Final PA mail in/absentee numbers: Dems 1,037,783 GOP 618,205 Dem firewall: 419,578 (better than I predicted for Dems) However, return rate this year... Dem return rate: 86.4% GOP return rate: 86.4% In 2020 it was... Dem return rate: 87.7% GOP return rate: 79.4% Not only were there less ballots sent, which hurt Dems. The ones that were sent, GOP improved their return rate by 7% and Dems fell by 1.3%. If that doesn't seem like much, net improvement for GOP return rate yields +50,109 more votes. Slow down in Dem return rate yields a -15,614 loss of votes. A net difference of 65,723 votes, just in the mail in turnout rate.
That is your opinion, based on a study in 2008. Predicting elections has become overly complicated. It has become too complicated for pollsters or any prediction model to properly identify the actual voting population. The voting population changes each election, based on current issues at the time, or perceptions of those issues, and based on the particular election candidates. The unknown Trump in 2016 is vastly different than the known Trump in 2020, which is vastly different than the convicted, desperate Trump in 2024. Also, the 2016 Hillary Clinton candidate was vastly different than the 2020 Joe Biden, which is vastly different than the 2024 Kamala Harris. And the circumstances surrounding all of these candidates has changed dramatically from 2016 to 2020 to 2024. Also, even if the actual voting population can be identified, which it can't, it has become too difficult to randomly reach that voting population. That is why there is such a statistically large variation on a weekly basis, if not daily. Finally, the partisan bias funding behind these polls adds too much non-science-based results. All this ad-hoc tweaking to account for poll bias from previous elections is a joke. Depending on the gambling population to represent the general voting population is equally as futile. The only chance to actually capture this information is through Deep Learning Neural Networks. The rub there is how to properly model and train these networks. The first few attempts at such a model would invariably be off. Over the years, they would slowly improve as methodology to model and train improve. When I say attempts, I don't mean training attempts but rather end-to-end network prediction attempts. Anybody that has even superficial knowledge of Deep Learning understands that training attempts goes into the hundreds of iterations. By the way, Neural Networks made a huge comeback (from the 70's) starting in 2010. Just noting that to your 2008 antique study reference. Just my two cents.
Im not versed enough to speak to that asymmetry, but I do recall reading an analysis showing that including outliers improved the accuracy of aggregate polling. Of course times change, and if almost all outliers now fall in the same direction, it could certainly bias the aggregate result. Of course, the is the same argument being made against the partisan polls, where many have suggested that the high number of right-associated polls are swamping the left-associating ones and biasing the aggregate.
RCP includes so-called outliers. I believe it is helpful to some degree to include them.

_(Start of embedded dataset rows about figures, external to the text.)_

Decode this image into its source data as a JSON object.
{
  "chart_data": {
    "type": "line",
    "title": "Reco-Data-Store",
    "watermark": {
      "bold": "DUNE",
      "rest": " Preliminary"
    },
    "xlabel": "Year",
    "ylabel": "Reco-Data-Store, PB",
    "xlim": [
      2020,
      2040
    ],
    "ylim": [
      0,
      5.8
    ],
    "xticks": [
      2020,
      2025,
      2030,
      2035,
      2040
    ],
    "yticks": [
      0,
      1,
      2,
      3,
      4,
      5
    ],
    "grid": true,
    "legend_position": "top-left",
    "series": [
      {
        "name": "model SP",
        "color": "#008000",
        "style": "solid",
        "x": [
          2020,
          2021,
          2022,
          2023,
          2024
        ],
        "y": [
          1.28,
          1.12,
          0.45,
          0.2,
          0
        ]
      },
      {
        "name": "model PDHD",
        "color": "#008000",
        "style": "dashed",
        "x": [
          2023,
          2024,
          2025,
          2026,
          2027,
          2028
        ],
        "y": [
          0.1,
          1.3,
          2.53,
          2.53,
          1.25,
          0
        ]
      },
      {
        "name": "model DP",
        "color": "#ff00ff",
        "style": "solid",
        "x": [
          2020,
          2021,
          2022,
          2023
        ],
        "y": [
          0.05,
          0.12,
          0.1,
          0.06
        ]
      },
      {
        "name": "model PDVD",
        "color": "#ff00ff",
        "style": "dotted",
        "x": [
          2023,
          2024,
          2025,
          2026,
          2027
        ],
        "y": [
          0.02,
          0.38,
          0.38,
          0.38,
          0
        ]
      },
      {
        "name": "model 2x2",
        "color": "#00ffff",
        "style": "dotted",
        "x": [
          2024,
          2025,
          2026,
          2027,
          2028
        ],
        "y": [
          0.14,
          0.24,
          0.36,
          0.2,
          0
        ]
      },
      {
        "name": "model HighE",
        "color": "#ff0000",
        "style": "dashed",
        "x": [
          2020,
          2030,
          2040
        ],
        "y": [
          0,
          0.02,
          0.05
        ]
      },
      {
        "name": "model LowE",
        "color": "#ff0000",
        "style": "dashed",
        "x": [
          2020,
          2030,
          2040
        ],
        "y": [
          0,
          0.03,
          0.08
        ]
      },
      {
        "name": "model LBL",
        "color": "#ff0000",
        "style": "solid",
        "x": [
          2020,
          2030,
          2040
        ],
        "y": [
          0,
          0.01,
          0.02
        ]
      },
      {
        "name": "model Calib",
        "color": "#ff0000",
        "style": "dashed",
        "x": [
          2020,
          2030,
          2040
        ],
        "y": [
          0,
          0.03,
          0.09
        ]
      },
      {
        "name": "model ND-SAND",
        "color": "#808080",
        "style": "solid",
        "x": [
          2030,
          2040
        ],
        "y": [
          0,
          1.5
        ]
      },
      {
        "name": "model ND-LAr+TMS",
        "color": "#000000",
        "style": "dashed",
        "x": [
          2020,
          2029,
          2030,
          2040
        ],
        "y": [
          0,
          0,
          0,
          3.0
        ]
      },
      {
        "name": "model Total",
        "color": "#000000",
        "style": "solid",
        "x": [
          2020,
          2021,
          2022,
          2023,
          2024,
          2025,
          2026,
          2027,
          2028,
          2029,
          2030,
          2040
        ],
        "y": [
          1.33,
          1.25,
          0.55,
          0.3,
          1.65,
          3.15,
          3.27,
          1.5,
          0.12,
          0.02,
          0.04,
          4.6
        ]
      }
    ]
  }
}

Most trusted sources aren't going to have outliers that just don't make any sense though. A good pollster will re-poll if they get numbers that don't make sense.
For the hundred millionth time: Straight-up analyses of voting by strictly measuring Reps vs Dems tell us very little, especially when omitting NPAs. But more importantly, these analyses tell you NOTHING about gender or ethnic participation and crossovers; the most impactful factors in who will win this year.